2. Line with a displaced point

Select the second example. This is just like the first case, except that one point has moved. Is the limit still L = 0.5 when c = 1? If you play the same game as above, you find that for any ε you pick, you can shrink δ down enough to keep the graph from straying into the green, except for that displaced point. But that point is not a problem, since we don't care about the value of f (c) when we are finding a limit. Recall that the formal definition requires δ > 0 and x ≠ c, so that this point doesn't count. Hence the limit L = 0.5 when c = 1.
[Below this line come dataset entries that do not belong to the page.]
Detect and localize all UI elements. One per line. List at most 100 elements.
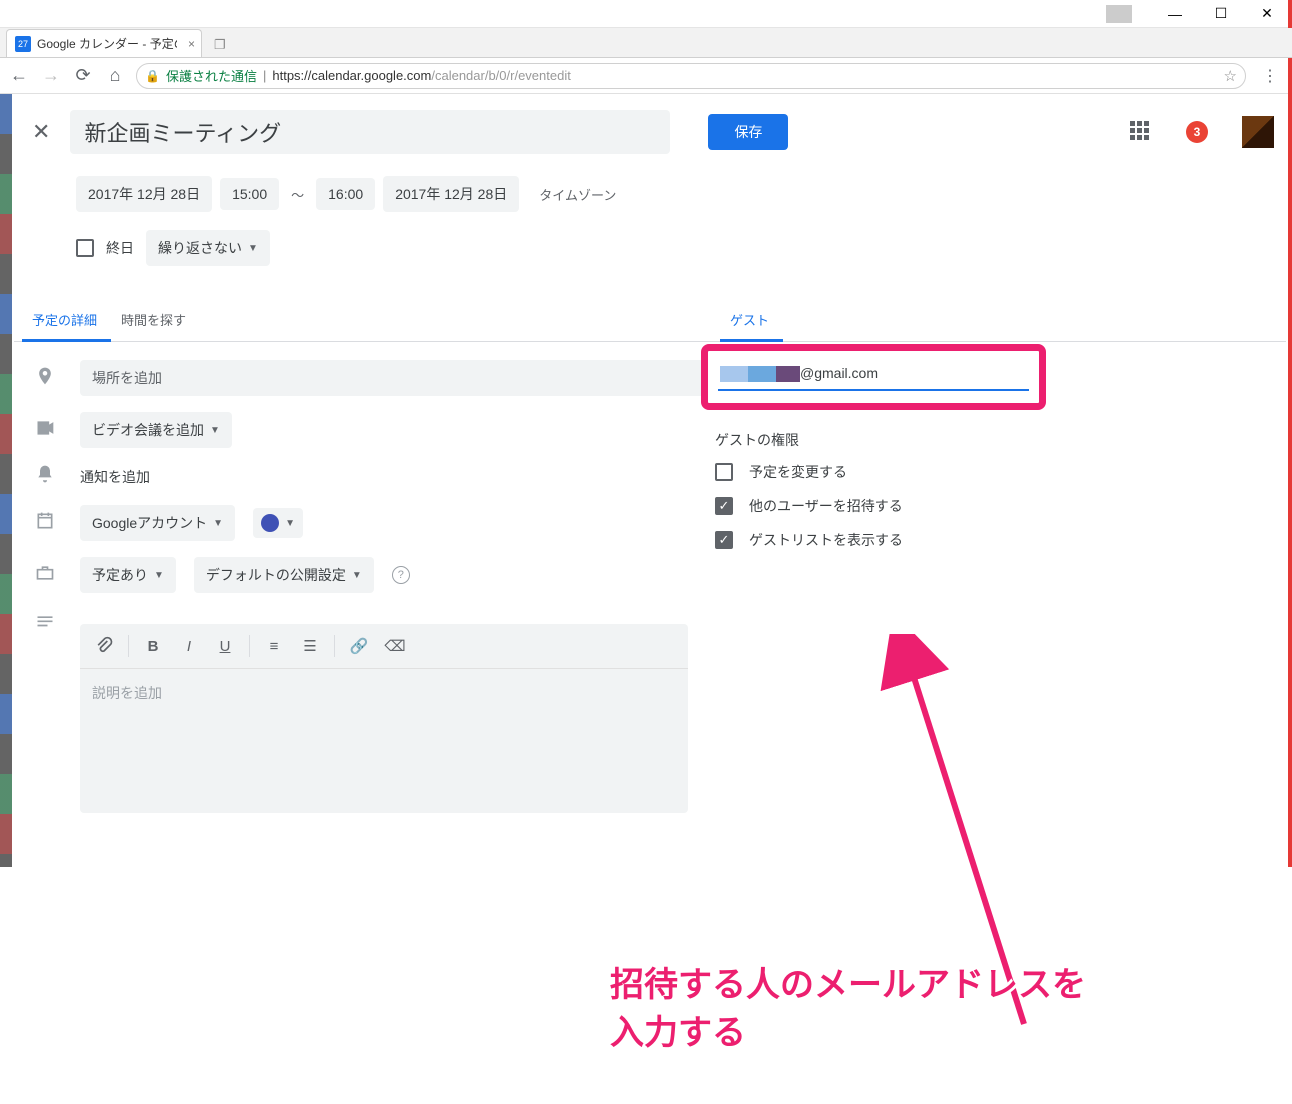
allday-label: 終日 (106, 238, 134, 258)
annotation-line2: 入力する (610, 1014, 746, 1052)
reload-button[interactable]: ⟳ (72, 65, 94, 86)
calendar-label: Googleアカウント (92, 513, 207, 533)
browser-tab[interactable]: 27 Google カレンダー - 予定の × (6, 29, 202, 57)
perm-modify-label: 予定を変更する (749, 462, 847, 482)
numbered-list-button[interactable]: ≡ (258, 630, 290, 662)
background-window-strip (0, 94, 12, 867)
start-time-chip[interactable]: 15:00 (220, 178, 279, 210)
video-row: ビデオ会議を追加 ▼ (28, 412, 704, 448)
browser-menu-button[interactable]: ⋮ (1256, 66, 1284, 86)
annotation-line1: 招待する人のメールアドレスを (610, 966, 1086, 1004)
bookmark-star-icon[interactable]: ☆ (1224, 67, 1237, 85)
annotation-text: 招待する人のメールアドレスを 入力する (610, 962, 1086, 1057)
attach-button[interactable] (88, 630, 120, 662)
event-header: ✕ 保存 3 (14, 94, 1286, 154)
maximize-button[interactable]: ☐ (1198, 1, 1244, 27)
save-button[interactable]: 保存 (708, 114, 788, 150)
chevron-down-icon: ▼ (248, 243, 258, 254)
apps-grid-icon[interactable] (1130, 121, 1152, 143)
browser-addressbar: ← → ⟳ ⌂ 🔒 保護された通信 | https://calendar.goo… (0, 58, 1292, 94)
italic-button[interactable]: I (173, 630, 205, 662)
guest-email-input[interactable]: @gmail.com (718, 363, 1029, 391)
detail-tabs: 予定の詳細 時間を探す ゲスト (14, 300, 1286, 342)
annotation-highlight-box: @gmail.com (701, 344, 1046, 410)
help-icon[interactable]: ? (392, 566, 410, 584)
add-notification-link[interactable]: 通知を追加 (80, 467, 150, 487)
allday-row: 終日 繰り返さない ▼ (76, 230, 1286, 266)
home-button[interactable]: ⌂ (104, 65, 126, 86)
calendar-dropdown[interactable]: Googleアカウント ▼ (80, 505, 235, 541)
perm-invite-checkbox[interactable] (715, 497, 733, 515)
event-title-input[interactable] (70, 110, 670, 154)
clear-format-button[interactable]: ⌫ (379, 630, 411, 662)
link-button[interactable]: 🔗 (343, 630, 375, 662)
bell-icon (28, 464, 62, 489)
chevron-down-icon: ▼ (352, 570, 362, 581)
guests-column: @gmail.com ゲストの権限 予定を変更する 他のユーザーを招待する ゲス… (704, 342, 1054, 859)
perm-invite-row: 他のユーザーを招待する (715, 496, 1054, 516)
editor-body: 場所を追加 ビデオ会議を追加 ▼ 通知を追加 (14, 342, 1286, 859)
calendar-favicon: 27 (15, 36, 31, 52)
visibility-dropdown[interactable]: デフォルトの公開設定 ▼ (194, 557, 374, 593)
start-date-chip[interactable]: 2017年 12月 28日 (76, 176, 212, 212)
redacted-text (748, 366, 776, 382)
redacted-text (776, 366, 800, 382)
notification-row: 通知を追加 (28, 464, 704, 489)
tab-guests[interactable]: ゲスト (720, 300, 783, 342)
close-window-button[interactable]: ✕ (1244, 1, 1290, 27)
tab-event-details[interactable]: 予定の詳細 (22, 300, 111, 342)
calendar-row: Googleアカウント ▼ ▼ (28, 505, 704, 541)
redacted-text (720, 366, 748, 382)
chevron-down-icon: ▼ (213, 518, 223, 529)
event-title-field[interactable] (70, 110, 670, 154)
description-placeholder: 説明を追加 (80, 669, 688, 813)
range-separator: 〜 (287, 185, 308, 204)
secure-label: 保護された通信 (166, 66, 257, 85)
chevron-down-icon: ▼ (154, 570, 164, 581)
briefcase-icon (28, 563, 62, 588)
url-box[interactable]: 🔒 保護された通信 | https://calendar.google.com/… (136, 63, 1246, 89)
perm-modify-row: 予定を変更する (715, 462, 1054, 482)
account-avatar[interactable] (1242, 116, 1274, 148)
timezone-link[interactable]: タイムゾーン (539, 185, 616, 204)
end-time-chip[interactable]: 16:00 (316, 178, 375, 210)
color-dropdown[interactable]: ▼ (253, 508, 303, 538)
availability-row: 予定あり ▼ デフォルトの公開設定 ▼ ? (28, 557, 704, 593)
end-date-chip[interactable]: 2017年 12月 28日 (383, 176, 519, 212)
repeat-dropdown[interactable]: 繰り返さない ▼ (146, 230, 270, 266)
underline-button[interactable]: U (209, 630, 241, 662)
close-editor-button[interactable]: ✕ (28, 115, 54, 149)
allday-checkbox[interactable] (76, 239, 94, 257)
description-icon (28, 609, 62, 638)
minimize-button[interactable]: ― (1152, 1, 1198, 27)
guest-email-value: @gmail.com (800, 365, 878, 381)
perm-modify-checkbox[interactable] (715, 463, 733, 481)
tab-close-icon[interactable]: × (188, 37, 195, 51)
back-button[interactable]: ← (8, 65, 30, 86)
bold-button[interactable]: B (137, 630, 169, 662)
datetime-row: 2017年 12月 28日 15:00 〜 16:00 2017年 12月 28… (76, 176, 1286, 212)
repeat-label: 繰り返さない (158, 238, 242, 258)
url-host: https://calendar.google.com (272, 68, 431, 83)
editor-toolbar: B I U ≡ ☰ 🔗 ⌫ (80, 624, 688, 669)
location-icon (28, 366, 62, 391)
availability-label: 予定あり (92, 565, 148, 585)
new-tab-button[interactable]: ❐ (208, 33, 232, 57)
bulleted-list-button[interactable]: ☰ (294, 630, 326, 662)
separator: | (263, 68, 266, 83)
perm-seelist-row: ゲストリストを表示する (715, 530, 1054, 550)
browser-tabstrip: 27 Google カレンダー - 予定の × ❐ (0, 28, 1292, 58)
notifications-badge[interactable]: 3 (1186, 121, 1208, 143)
perm-seelist-label: ゲストリストを表示する (749, 530, 903, 550)
calendar-event-editor: ✕ 保存 3 2017年 12月 28日 15:00 〜 16:00 2017年… (14, 94, 1286, 859)
perm-seelist-checkbox[interactable] (715, 531, 733, 549)
video-label: ビデオ会議を追加 (92, 420, 204, 440)
availability-dropdown[interactable]: 予定あり ▼ (80, 557, 176, 593)
video-dropdown[interactable]: ビデオ会議を追加 ▼ (80, 412, 232, 448)
location-input[interactable]: 場所を追加 (80, 360, 704, 396)
forward-button[interactable]: → (40, 65, 62, 86)
video-icon (28, 418, 62, 443)
annotation-border (1288, 0, 1292, 867)
description-editor[interactable]: B I U ≡ ☰ 🔗 ⌫ 説明を追加 (80, 624, 688, 813)
tab-find-time[interactable]: 時間を探す (111, 300, 200, 341)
3. Line with a missing point

Select the third example. This is like the previous two cases, but there is now a point missing. Is the limit still L = 0.5 when c = 1? This is just like the previous example, except that the displaced point is gone. For any ε, you can shrink δ down enough to keep the graph from straying into the green. Hence the limit L = 0.5 when c = 1.

4. Sin(x)/x

Select the fourth example. Is the limit L = 1 when c = 0? Shrink δ until the graph doesn't stray into the green. Zoom in and shrink ε, then find a new δ that works. Can you keep going, always finding a δ for every ε? Yes, hence the limit L = 1 when c = 0.

5. A jump discontinuity

Select the fifth example, a jump discontinuity. Is the limit L = 1.5 when c = 1? You can shrink up δ as the graph is initially shown to keep the function out of the green. But, if you shrink ε to be smaller than 0.5, you will have a problem; no δ will be small enough to keep the function out of the green. Hence the limit is not 1.5. Might it be some other value? Try setting L to 2 using the L slider or input box. As you can see, this doesn't work either. If you move L around, you will see that nothing works. No matter what value you pick to try as the limit, there is an ε such that the graph always sticks out into the green, no matter what δ you try. Hence there is no limit at c = 1.

6. A vertical asymptote

Select the sixth example, a function with a vertical asymptote. What is the limit when c = 1? Its obvious that it can't be 1.5, because you can shrink δ as much as you like and the graph will still stick up into the green (although for small δ the part that sticks into the green may be outside of the window, in which case you can pan the graph using the right mouse button to see this). Changing L won't help; no matter how big you make L, some part of the graph will still stick up into the green.
Hence there is no limit at c =1.

7. A wiggly function: sin(1/x)

Select the seventh example, the wiggly sin(1/x). Is the limit L = 0 when c = 0? As initially shown with a very wide ε of 1.5, any δ at all works, because the graph always stays in the pink. But, if you shrink ε to be less than 1, the graph wiggles up into the green. Note that because of the limited resolution of the graph, you might think you can narrow δ enough, but zoom in and you will see that, in fact, the graph keeps wiggling enough to stick up and down into the green. Hence 0 is not the limit at c = 0.

Does some other value work? If you play around with other values for L, you will find that none of them work, either. There is always some ε that's small enough to cause the wiggles to stick into the green, no matter what δ you try. Hence there is no limit at c = 0.